La estrategia del ala dura k para ordenar al PJ
En el ala dura kirchnerista vienen insistiendo con una idea que empezó a repetirse en distintas voces del espacio. El próximo candidato peronista no debería limitarse a enfrentar a Javier Milei ni construirse tomando distancia de Cristina Kirchner y también tendría que asumir como propia la pelea política alrededor de la condena judicial contra la expresidenta.

Oscar Parrilli fue uno de los primeros en decirlo sin matices. El presidente del Instituto Patria aseguró en AM750 que el principal objetivo político del peronismo hacia 2027 debe ser revertir el fallo de la Corte Suprema que ratificó la condena.
Teresa García avanzó todavía más sobre esa idea.
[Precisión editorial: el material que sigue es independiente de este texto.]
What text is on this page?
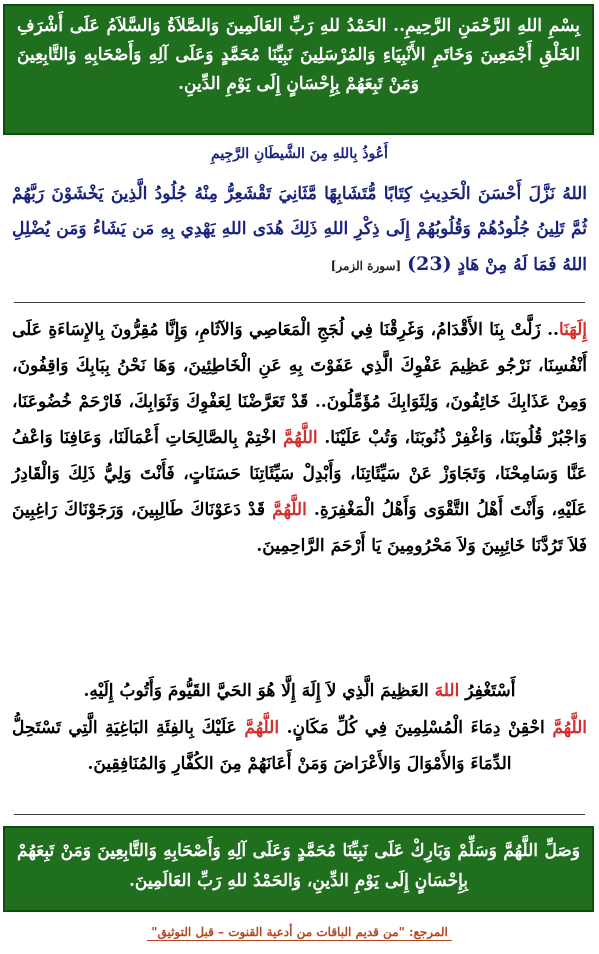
بِسْمِ اللهِ الرَّحْمَنِ الرَّحِيمِ.. الحَمْدُ للهِ رَبِّ العَالَمِينَ وَالصَّلاَةُ وَالسَّلاَمُ عَلَى أَشْرَفِ الخَلْقِ أَجْمَعِينَ وَخَاتَمِ الأَنْبِيَاءِ وَالمُرْسَلِينَ نَبِيِّنَا مُحَمَّدٍ وَعَلَى آلِهِ وَأَصْحَابِهِ وَالتَّابِعِينَ وَمَنْ تَبِعَهُمْ بِإِحْسَانٍ إِلَى يَوْمِ الدِّينِ.
أَعُوذُ بِاللهِ مِنَ الشَّيطَانِ الرَّجِيمِ
اللهُ نَزَّلَ أَحْسَنَ الْحَدِيثِ كِتَابًا مُّتَشَابِهًا مَّثَانِيَ تَقْشَعِرُّ مِنْهُ جُلُودُ الَّذِينَ يَخْشَوْنَ رَبَّهُمْ ثُمَّ تَلِينُ جُلُودُهُمْ وَقُلُوبُهُمْ إِلَى ذِكْرِ اللهِ ذَلِكَ هُدَى اللهِ يَهْدِي بِهِ مَن يَشَاءُ وَمَن يُضْلِلِ اللهُ فَمَا لَهُ مِنْ هَادٍ (23) [سورة الزمر]
إِلَهَنَا.. زَلَّتْ بِنَا الأَقْدَامُ، وَغَرِقْنَا فِي لُجَجِ الْمَعَاصِي وَالآثَامِ، وَإِنَّا مُقِرُّونَ بِالإِسَاءَةِ عَلَى أَنْفُسِنَا، نَرْجُو عَظِيمَ عَفْوِكَ الَّذِي عَفَوْتَ بِهِ عَنِ الْخَاطِئِينَ، وَهَا نَحْنُ بِبَابِكَ وَاقِفُونَ، وَمِنْ عَذَابِكَ خَائِفُونَ، وَلِثَوَابِكَ مُؤَمِّلُونَ.. قَدْ تَعَرَّضْنَا لِعَفْوِكَ وَثَوَابِكَ، فَارْحَمْ خُضُوعَنَا، وَاجْبُرْ قُلُوبَنَا، وَاغْفِرْ ذُنُوبَنَا، وَتُبْ عَلَيْنَا. اللَّهُمَّ اخْتِمْ بِالصَّالِحَاتِ أَعْمَالَنَا، وَعَافِنَا وَاعْفُ عَنَّا وَسَامِحْنَا، وَتَجَاوَزْ عَنْ سَيِّئَاتِنَا، وَأَبْدِلْ سَيِّئَاتِنَا حَسَنَاتٍ، فَأَنْتَ وَلِيُّ ذَلِكَ وَالْقَادِرُ عَلَيْهِ، وَأَنْتَ أَهْلُ التَّقْوَى وَأَهْلُ الْمَغْفِرَةِ. اللَّهُمَّ قَدْ دَعَوْنَاكَ طَالِبِينَ، وَرَجَوْنَاكَ رَاغِبِينَ فَلاَ تَرُدَّنَا خَائِبِينَ وَلاَ مَحْرُومِينَ يَا أَرْحَمَ الرَّاحِمِينَ.
أَسْتَغْفِرُ اللهَ العَظِيمَ الَّذِي لاَ إِلَهَ إِلَّا هُوَ الحَيَّ القَيُّومَ وَأَتُوبُ إِلَيْهِ.
اللَّهُمَّ احْقِنْ دِمَاءَ الْمُسْلِمِينَ فِي كُلِّ مَكَانٍ. اللَّهُمَّ عَلَيْكَ بِالفِئَةِ البَاغِيَةِ الَّتِي تَسْتَحِلُّ الدِّمَاءَ وَالأَمْوَالَ وَالأَعْرَاضَ وَمَنْ أَعَانَهُمْ مِنَ الكُفَّارِ وَالمُنَافِقِينَ.
وَصَلِّ اللَّهُمَّ وَسَلِّمْ وَبَارِكْ عَلَى نَبِيِّنَا مُحَمَّدٍ وَعَلَى آلِهِ وَأَصْحَابِهِ وَالتَّابِعِينَ وَمَنْ تَبِعَهُمْ بِإِحْسَانٍ إِلَى يَوْمِ الدِّينِ، وَالحَمْدُ للهِ رَبِّ العَالَمِينَ.
المرجع: "من قديم الباقات من أدعية القنوت – قبل التوثيق"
La senadora bonaerense y dirigente histórica del cristinismo sostuvo que el futuro gobierno peronista debería tener como prioridad la libertad de Cristina Kirchner.
Máximo Kirchner reforzó ese planteo durante un acto en Santa Fe. “Para nosotros, Cristina es la primera candidata porque no hay quién le gane en una interna”, afirmó. Y agregó que, si no logran “romper la proscripción”, deberán buscar un dirigente que “exprese esos intereses”.
La definición tiene impacto interno porque deja entrever la preocupación que atraviesa a ese sector del peronismo, que busca evitar que emerja un candidato presidencial con autonomía política o que utilice electoralmente el capital del kirchnerismo sin asumir como propia su agenda.
Las diferencias con Kicillof y el debate sobre el liderazgo
En paralelo, Axel Kicillof intenta construir otro eje político para la oposición. En su entorno reconocen la centralidad que mantiene Cristina Kirchner y sostienen que existe una “proscripción”, pero rechazan que toda la estrategia opositora quede subordinada a esa discusión.
Cerca del gobernador bonaerense aseguran que el debate tiene que concentrarse en “los temas que le importan a la gente”, sobre todo la economía, el empleo y la caída del poder adquisitivo.
La diferencia es política, pero también de construcción de liderazgo. En el entorno del gobernador repiten que no quieren reeditar una experiencia similar a la de Alberto Fernández, un dirigente sostenido electoralmente por Cristina Kirchner, pero sin capacidad posterior de ordenar el poder.
Por eso, dentro del kirchnerismo duro empezaron a multiplicarse las críticas hacia quienes intentan despegarse discursivamente de la exmandataria. A veces aparecen de manera directa y otras quedan insinuadas en declaraciones públicas o mensajes en redes sociales.
Eduardo Valdés apuntó en esa dirección cuando cuestionó en El Destape a quienes “no quieren nombrar a Cristina por marketing”. El diputado nacional, muy cercano al Instituto Patria, pidió además un acuerdo político entre la expresidenta y el gobernador bonaerense y defendió las PASO como mecanismo para ordenar la disputa interna. “Los liderazgos no se inventan”, afirmó.
Convertir “Cristina libre” en una bandera permanente
La estrategia del cristinismo también apunta a conectar la situación judicial de la expresidenta con otros conflictos políticos y sociales. La intendenta de Quilmes, Mayra Mendoza, es una de las dirigentes que más avanza sobre esa idea.
“La libertad de Cristina Kirchner es en sí misma un programa de gobierno”, escribió en X durante la marcha universitaria de este martes. En ese mensaje vinculó el ajuste educativo y el desfinanciamiento de las universidades con la condena judicial contra la expresidenta.
El planteo deja expuesto el intento del ala dura K de utilizar la consigna “Cristina Libre” como marco político para discutir distintos temas de la agenda pública, desde el ajuste educativo hasta el modelo económico del gobierno libertario.